Wednesday, November 30, 2011

90-Day Plan: D-3 - Organisation


After preparation, organisation is the key to a successful, active 90-day plan. Spending some time getting organised will save you time later, as well as providing you with a morale boost as you improve your 'competence confidence'.

Organisation is closely linked with determining your priorities for the next 90 days. If you've done your ten point preparation homework, you'll have a list of your five goals. Those are your key priorities. So what's next?

Your aim should be to declutter your life as far as possible - physically and mentally. Irrespective of your own mental image of who you are and what you want to become, you won't grow yourself or your business if you are dragging junk around with you.

In other words, your 90-day organisation phase should include the following:

1. Set up a dedicated email account for your business. DO NOT clutter it up with subscriptions to the latest "wonder guru" email lists.

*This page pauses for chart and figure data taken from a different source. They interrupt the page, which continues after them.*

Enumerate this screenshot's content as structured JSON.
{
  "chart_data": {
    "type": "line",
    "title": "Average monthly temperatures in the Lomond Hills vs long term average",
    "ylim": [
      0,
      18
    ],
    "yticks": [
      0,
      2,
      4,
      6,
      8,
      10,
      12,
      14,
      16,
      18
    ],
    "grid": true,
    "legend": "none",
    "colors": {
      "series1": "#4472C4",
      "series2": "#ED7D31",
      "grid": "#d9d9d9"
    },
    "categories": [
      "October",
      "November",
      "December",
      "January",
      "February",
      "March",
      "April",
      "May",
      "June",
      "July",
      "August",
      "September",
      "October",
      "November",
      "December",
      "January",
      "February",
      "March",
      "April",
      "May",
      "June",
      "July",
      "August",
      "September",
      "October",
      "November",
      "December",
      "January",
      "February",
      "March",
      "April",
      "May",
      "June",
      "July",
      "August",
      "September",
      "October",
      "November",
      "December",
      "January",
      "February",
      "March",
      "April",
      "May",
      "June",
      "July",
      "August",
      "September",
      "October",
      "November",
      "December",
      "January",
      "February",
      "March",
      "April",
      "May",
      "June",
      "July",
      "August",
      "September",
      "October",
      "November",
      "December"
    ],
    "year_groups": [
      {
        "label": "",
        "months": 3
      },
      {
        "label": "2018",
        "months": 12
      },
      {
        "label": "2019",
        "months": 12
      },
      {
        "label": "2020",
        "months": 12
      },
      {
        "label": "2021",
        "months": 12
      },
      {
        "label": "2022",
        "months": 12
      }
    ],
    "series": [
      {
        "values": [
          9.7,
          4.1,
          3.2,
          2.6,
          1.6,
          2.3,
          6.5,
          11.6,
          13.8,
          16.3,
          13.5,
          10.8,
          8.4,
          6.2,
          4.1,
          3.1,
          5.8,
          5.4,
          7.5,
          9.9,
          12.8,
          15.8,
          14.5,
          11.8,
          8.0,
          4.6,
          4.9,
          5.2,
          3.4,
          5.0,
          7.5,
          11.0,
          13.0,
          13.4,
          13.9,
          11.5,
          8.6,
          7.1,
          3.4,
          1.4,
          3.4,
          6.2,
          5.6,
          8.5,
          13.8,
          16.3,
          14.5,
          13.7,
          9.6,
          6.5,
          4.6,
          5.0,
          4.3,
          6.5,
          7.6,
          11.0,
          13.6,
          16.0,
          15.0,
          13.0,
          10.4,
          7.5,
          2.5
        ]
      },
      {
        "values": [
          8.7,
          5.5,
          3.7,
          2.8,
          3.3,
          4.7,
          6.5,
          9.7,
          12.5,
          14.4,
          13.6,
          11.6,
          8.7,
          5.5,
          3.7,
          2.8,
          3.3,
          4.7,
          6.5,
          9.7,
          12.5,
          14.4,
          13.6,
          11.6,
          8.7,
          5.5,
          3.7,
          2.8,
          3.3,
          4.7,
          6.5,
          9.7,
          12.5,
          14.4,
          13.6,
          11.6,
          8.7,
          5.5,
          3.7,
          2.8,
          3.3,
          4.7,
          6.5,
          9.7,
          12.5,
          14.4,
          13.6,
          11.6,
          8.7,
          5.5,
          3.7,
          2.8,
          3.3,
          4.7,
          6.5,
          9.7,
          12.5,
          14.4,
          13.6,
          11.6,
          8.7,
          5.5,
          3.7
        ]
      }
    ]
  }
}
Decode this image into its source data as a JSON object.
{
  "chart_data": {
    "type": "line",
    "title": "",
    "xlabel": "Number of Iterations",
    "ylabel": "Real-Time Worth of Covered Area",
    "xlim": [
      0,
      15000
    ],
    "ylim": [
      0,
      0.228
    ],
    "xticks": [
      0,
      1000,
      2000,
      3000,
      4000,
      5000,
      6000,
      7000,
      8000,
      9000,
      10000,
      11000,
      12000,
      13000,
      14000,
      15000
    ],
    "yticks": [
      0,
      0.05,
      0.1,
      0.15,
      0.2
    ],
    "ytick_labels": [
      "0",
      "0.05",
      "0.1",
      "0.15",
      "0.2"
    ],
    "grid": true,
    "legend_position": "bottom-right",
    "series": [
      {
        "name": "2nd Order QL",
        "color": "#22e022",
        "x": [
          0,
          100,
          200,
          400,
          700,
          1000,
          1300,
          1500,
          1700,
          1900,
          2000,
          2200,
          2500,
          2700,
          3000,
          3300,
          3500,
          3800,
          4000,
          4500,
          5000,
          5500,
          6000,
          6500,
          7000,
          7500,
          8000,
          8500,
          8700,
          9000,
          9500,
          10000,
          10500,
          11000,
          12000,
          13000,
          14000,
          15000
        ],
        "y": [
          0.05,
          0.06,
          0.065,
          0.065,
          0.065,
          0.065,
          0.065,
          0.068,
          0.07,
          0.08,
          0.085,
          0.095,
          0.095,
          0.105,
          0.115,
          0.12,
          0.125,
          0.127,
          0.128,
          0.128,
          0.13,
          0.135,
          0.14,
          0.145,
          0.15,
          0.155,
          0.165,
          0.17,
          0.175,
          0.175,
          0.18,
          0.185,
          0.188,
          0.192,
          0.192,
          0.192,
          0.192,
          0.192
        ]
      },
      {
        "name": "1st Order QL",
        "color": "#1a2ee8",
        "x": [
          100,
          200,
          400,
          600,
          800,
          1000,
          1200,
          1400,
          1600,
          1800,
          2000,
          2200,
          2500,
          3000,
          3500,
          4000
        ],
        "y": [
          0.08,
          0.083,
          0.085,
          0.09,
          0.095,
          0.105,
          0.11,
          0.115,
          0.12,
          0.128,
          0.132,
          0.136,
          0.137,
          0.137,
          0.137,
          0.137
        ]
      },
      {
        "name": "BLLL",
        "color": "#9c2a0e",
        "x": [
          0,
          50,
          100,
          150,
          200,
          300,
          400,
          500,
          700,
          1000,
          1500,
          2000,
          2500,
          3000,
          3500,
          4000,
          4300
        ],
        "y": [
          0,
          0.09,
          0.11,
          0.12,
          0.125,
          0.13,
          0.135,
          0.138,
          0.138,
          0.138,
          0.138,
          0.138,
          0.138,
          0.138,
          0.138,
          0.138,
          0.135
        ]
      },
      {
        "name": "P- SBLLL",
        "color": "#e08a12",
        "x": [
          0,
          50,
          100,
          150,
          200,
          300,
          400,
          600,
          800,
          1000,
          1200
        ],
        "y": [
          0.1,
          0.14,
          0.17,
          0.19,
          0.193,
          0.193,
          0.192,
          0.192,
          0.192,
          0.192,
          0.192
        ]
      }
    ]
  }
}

If you're subscribed to certain lists, re-evaluate their usefulness. Unsubscribe from all those you can't be bothered to read on a regular basis. Then unsubscribe from those that spam you with sales offers - you can subscribe later when you've reached your goals. Keep your final list of subscriptions down to a maximum of 5. Now change those email subscriptions to RSS feeds. That way you can look at them via your browser and declutter your inbox.

2. Use the 2 minute rule for all incoming email, post and phone conversations - including anything that crops up in your contact manager websites. Deal with it, dispose of it or decide to tackle it at a specific date and time. Your inbox/in-tray should be almost bare. Work on it until it is.

3. File receipts as soon as you get them. If you don't have a filing system, start one. File by category, such as car, petrol, order payments, invoice payments and bonuses/commission.

4. Set up a business bank account as soon as possible. If you can't manage to do that, at the very least you need to set up a separate savings account with money transfer capabilities. This helps you to separate out your personal life from your business life as far as the taxman is concerned.

5. Make sure you have immediate access to customers, team members and prospects contact details at all times. If that means using a filofax or daytimer rather than a computer-based system, then that's fine. Just make sure it goes with you at all times.

6. Set up activity tracking for all plan-related activities. Talk to your upline, or contact me for a selection of templates. If you are involved in direct sales, you should be tracking sales generation activities, quantity of orders placed, by whom, projected and actual delivery dates, order value and retail profit. If you are building up your team, you should be tracking prospect contacts, follow up calls, autoresponder subscription and unsubscription rates, amount spent on advertising, advertising source to prospect ratio, prospect signups. When coaching your team, you should be tracking their retail and recruitment activity with them, as well as tracking your coaching activity.

7. If you are running your business from your home, ensure anybody else in your household knows how to answer the phone in a professional manner. Roleplay is useful here - practice phoning until they get into receptionist mode automatically. If you can't manage that, invest in call diversion and send all phonecalls to a number you can control and access. If your company provides a voicemail facility, subscribe to it - it's worth it.

8. Invest in a whiteboard and place it somewhere prominent in the main part of the house. This will be where you and your family/co-habitees can update each other as to what's going on. Consider investing in a "family" calendar - the sort that lists daily activity by person.

9. Invest in a cashbox, so that business income can be kept securely until you can get it to your bank. Make the habit of banking your takings before you spend them.

10. Set up a system so that everybody, including family and customers, know when you are working on your business. Use your whiteboard, update your wallplanner, and decide on a routine that suits you and your customers. Then stick to it for the next 90 days.

Good luck. We'll deal with creating your plan tomorrow.